From a political standpoint, seeking congressional approval for a limited military strike against the Syrian regime, as President Barack Obama on Saturday announced he would do, made lots of sense. And let's be clear, this call has everything to do with political considerations, and close to nothing to do with a newfound commitment to constitutional fidelity.
The first reason is eminently local. Obama has proved perfectly willing to exercise military force without an express authorization, as he did in Libya -- just as he has expanded and drawn down military forces in Afghanistan, withdrawn from Iraq, significantly expanded the use of drone strikes, and waged a largely clandestine war on terrorism with little congressional involvement. The totality of Obama's record, which future presidents may selectively cite as precedent, hardly aligns with a plain reading of the war powers described in the first two articles of the constitution.
Obama isn't new in this regard. Not since World War II has Congress declared a formal war. And since at least the Korean War, which President Harry Truman conveniently called a "police action," commanders-in-chief have waged all sorts of wars -- small and large -- without Congress's prior approval.
Contemporary debates about Congress's constitutional obligations on matters involving war have lost a good deal of their luster. Constitutional law professors continue to rail against the gross imbalances of power that characterize our politics, and members of whichever party happens to be in opposition can be counted on to decry the abuses of war powers propagated by the president. But these criticisms -- no matter their interpretative validity -- rarely gain serious political traction. Too often they appear as arguments of convenience, duly cited in the lead-up to war, but serving primarily as footnotes rather than banner headlines in the larger case against military action.
Obama's recent decision to seek congressional approval is not going to upend a half-century of practice that has shifted the grounds of military decision-making decisively in the president's favor, any more than it is going to imbue the ample war powers outlined in Article I with newfound relevance and meaning. For that to happen, Congress itself must claim for itself its constitutional powers regarding war.
Obama did not seek Congress's approval because on that Friday stroll on the White House lawn he suddenly remembered his Con Law teaching notes from his University of Chicago days. He did so for political reasons. Or more exactly, he did so to force members of Congress to go on the record today in order to mute their criticisms tomorrow.
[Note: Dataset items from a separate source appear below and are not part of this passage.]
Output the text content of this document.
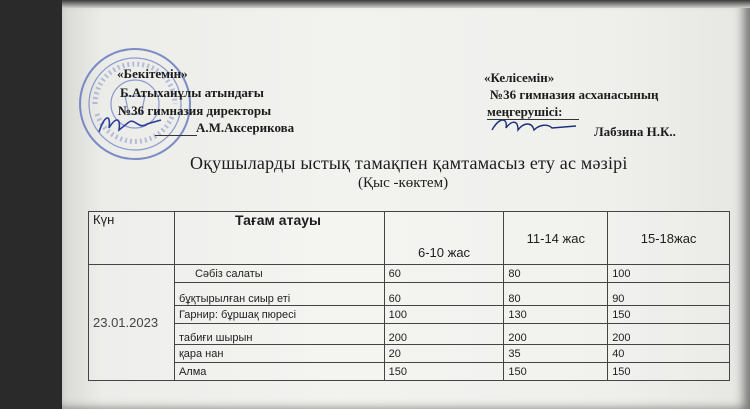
«Бекітемін»
Б.Атыханұлы атындағы
№36 гимназия директоры
А.М.Аксерикова
«Келісемін»
№36 гимназия асханасының
меңгерушісі:
Лабзина Н.К..
Оқушыларды ыстық тамақпен қамтамасыз ету ас мәзірі
(Қыс -көктем)
Күн	Тағам атауы	6-10 жас	11-14 жас	15-18жас

23.01.2023	Сәбіз салаты	60	80	100
	бұқтырылған сиыр еті	60	80	90
	Гарнир: бұршақ пюресі	100	130	150
	табиғи шырын	200	200	200
	қара нан	20	35	40
	Алма	150	150	150
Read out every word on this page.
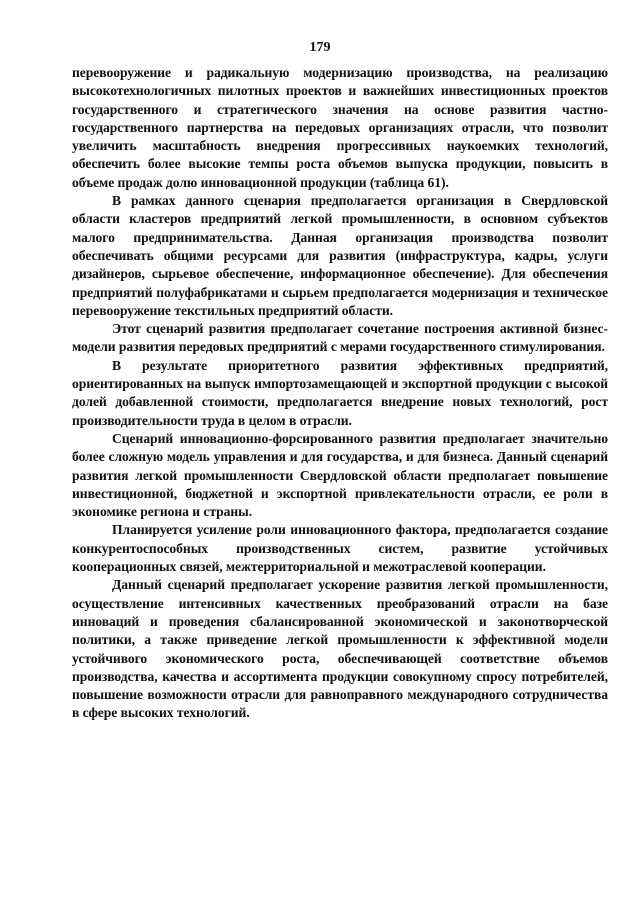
179

перевооружение и радикальную модернизацию производства, на реализацию высокотехнологичных пилотных проектов и важнейших инвестиционных проектов государственного и стратегического значения на основе развития частно-государственного партнерства на передовых организациях отрасли, что позволит увеличить масштабность внедрения прогрессивных наукоемких технологий, обеспечить более высокие темпы роста объемов выпуска продукции, повысить в объеме продаж долю инновационной продукции (таблица 61).

В рамках данного сценария предполагается организация в Свердловской области кластеров предприятий легкой промышленности, в основном субъектов малого предпринимательства. Данная организация производства позволит обеспечивать общими ресурсами для развития (инфраструктура, кадры, услуги дизайнеров, сырьевое обеспечение, информационное обеспечение). Для обеспечения предприятий полуфабрикатами и сырьем предполагается модернизация и техническое перевооружение текстильных предприятий области.

Этот сценарий развития предполагает сочетание построения активной бизнес-модели развития передовых предприятий с мерами государственного стимулирования.

В результате приоритетного развития эффективных предприятий, ориентированных на выпуск импортозамещающей и экспортной продукции с высокой долей добавленной стоимости, предполагается внедрение новых технологий, рост производительности труда в целом в отрасли.

Сценарий инновационно-форсированного развития предполагает значительно более сложную модель управления и для государства, и для бизнеса. Данный сценарий развития легкой промышленности Свердловской области предполагает повышение инвестиционной, бюджетной и экспортной привлекательности отрасли, ее роли в экономике региона и страны.

Планируется усиление роли инновационного фактора, предполагается создание конкурентоспособных производственных систем, развитие устойчивых кооперационных связей, межтерриториальной и межотраслевой кооперации.

Данный сценарий предполагает ускорение развития легкой промышленности, осуществление интенсивных качественных преобразований отрасли на базе инноваций и проведения сбалансированной экономической и законотворческой политики, а также приведение легкой промышленности к эффективной модели устойчивого экономического роста, обеспечивающей соответствие объемов производства, качества и ассортимента продукции совокупному спросу потребителей, повышение возможности отрасли для равноправного международного сотрудничества в сфере высоких технологий.
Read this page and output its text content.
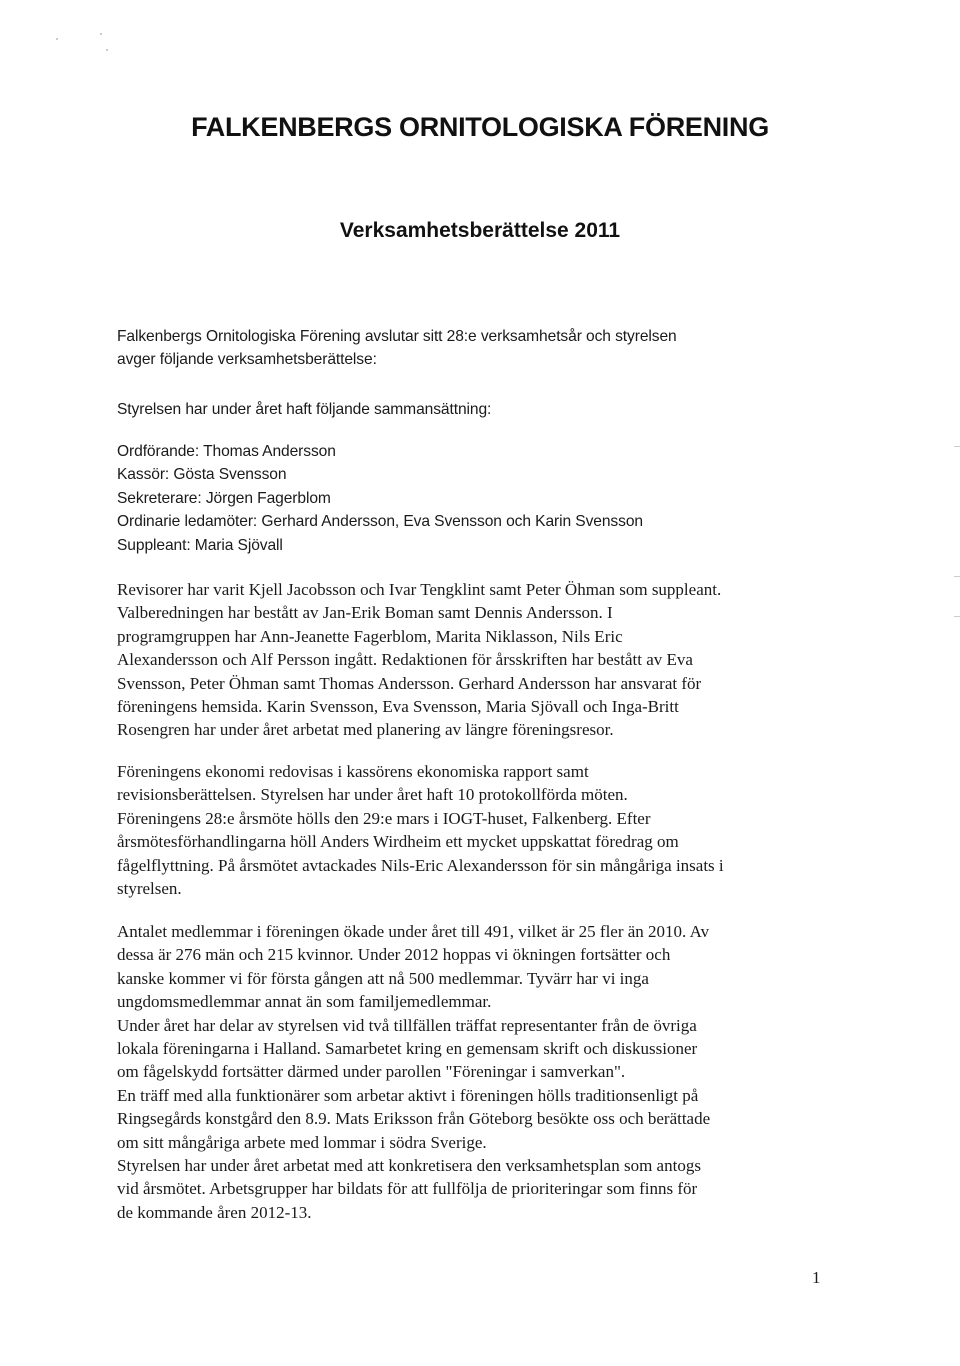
FALKENBERGS ORNITOLOGISKA FÖRENING
Verksamhetsberättelse 2011
Falkenbergs Ornitologiska Förening avslutar sitt 28:e verksamhetsår och styrelsen
avger följande verksamhetsberättelse:
Styrelsen har under året haft följande sammansättning:
Ordförande: Thomas Andersson
Kassör: Gösta Svensson
Sekreterare: Jörgen Fagerblom
Ordinarie ledamöter: Gerhard Andersson, Eva Svensson och Karin Svensson
Suppleant: Maria Sjövall
Revisorer har varit Kjell Jacobsson och Ivar Tengklint samt Peter Öhman som suppleant.
Valberedningen har bestått av Jan-Erik Boman samt Dennis Andersson. I
programgruppen har Ann-Jeanette Fagerblom, Marita Niklasson, Nils Eric
Alexandersson och Alf Persson ingått. Redaktionen för årsskriften har bestått av Eva
Svensson, Peter Öhman samt Thomas Andersson. Gerhard Andersson har ansvarat för
föreningens hemsida. Karin Svensson, Eva Svensson, Maria Sjövall och Inga-Britt
Rosengren har under året arbetat med planering av längre föreningsresor.
Föreningens ekonomi redovisas i kassörens ekonomiska rapport samt
revisionsberättelsen. Styrelsen har under året haft 10 protokollförda möten.
Föreningens 28:e årsmöte hölls den 29:e mars i IOGT-huset, Falkenberg. Efter
årsmötesförhandlingarna höll Anders Wirdheim ett mycket uppskattat föredrag om
fågelflyttning. På årsmötet avtackades Nils-Eric Alexandersson för sin mångåriga insats i
styrelsen.
Antalet medlemmar i föreningen ökade under året till 491, vilket är 25 fler än 2010. Av
dessa är 276 män och 215 kvinnor. Under 2012 hoppas vi ökningen fortsätter och
kanske kommer vi för första gången att nå 500 medlemmar. Tyvärr har vi inga
ungdomsmedlemmar annat än som familjemedlemmar.
Under året har delar av styrelsen vid två tillfällen träffat representanter från de övriga
lokala föreningarna i Halland. Samarbetet kring en gemensam skrift och diskussioner
om fågelskydd fortsätter därmed under parollen "Föreningar i samverkan".
En träff med alla funktionärer som arbetar aktivt i föreningen hölls traditionsenligt på
Ringsegårds konstgård den 8.9. Mats Eriksson från Göteborg besökte oss och berättade
om sitt mångåriga arbete med lommar i södra Sverige.
Styrelsen har under året arbetat med att konkretisera den verksamhetsplan som antogs
vid årsmötet. Arbetsgrupper har bildats för att fullfölja de prioriteringar som finns för
de kommande åren 2012-13.
1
And let's be clear, Congress -- for all its dysfunction and gridlock -- still has the capacity to kick up a good dust storm over the human and financial costs of military operations. Constitutional musings from Capitol Hill -- of the sort a handful of Democrats and Republicans engaged in this past week -- rarely back the president into a political corner. The mere prospect of members of Congress casting a bright light on the human tolls of war, however, will catch any president's attention. Through hearings, public speeches, investigations, and floor debates, members of Congress can fix the media's attention -- and with it, the public's -- on the costs of war, which can have political repercussions both at home and abroad.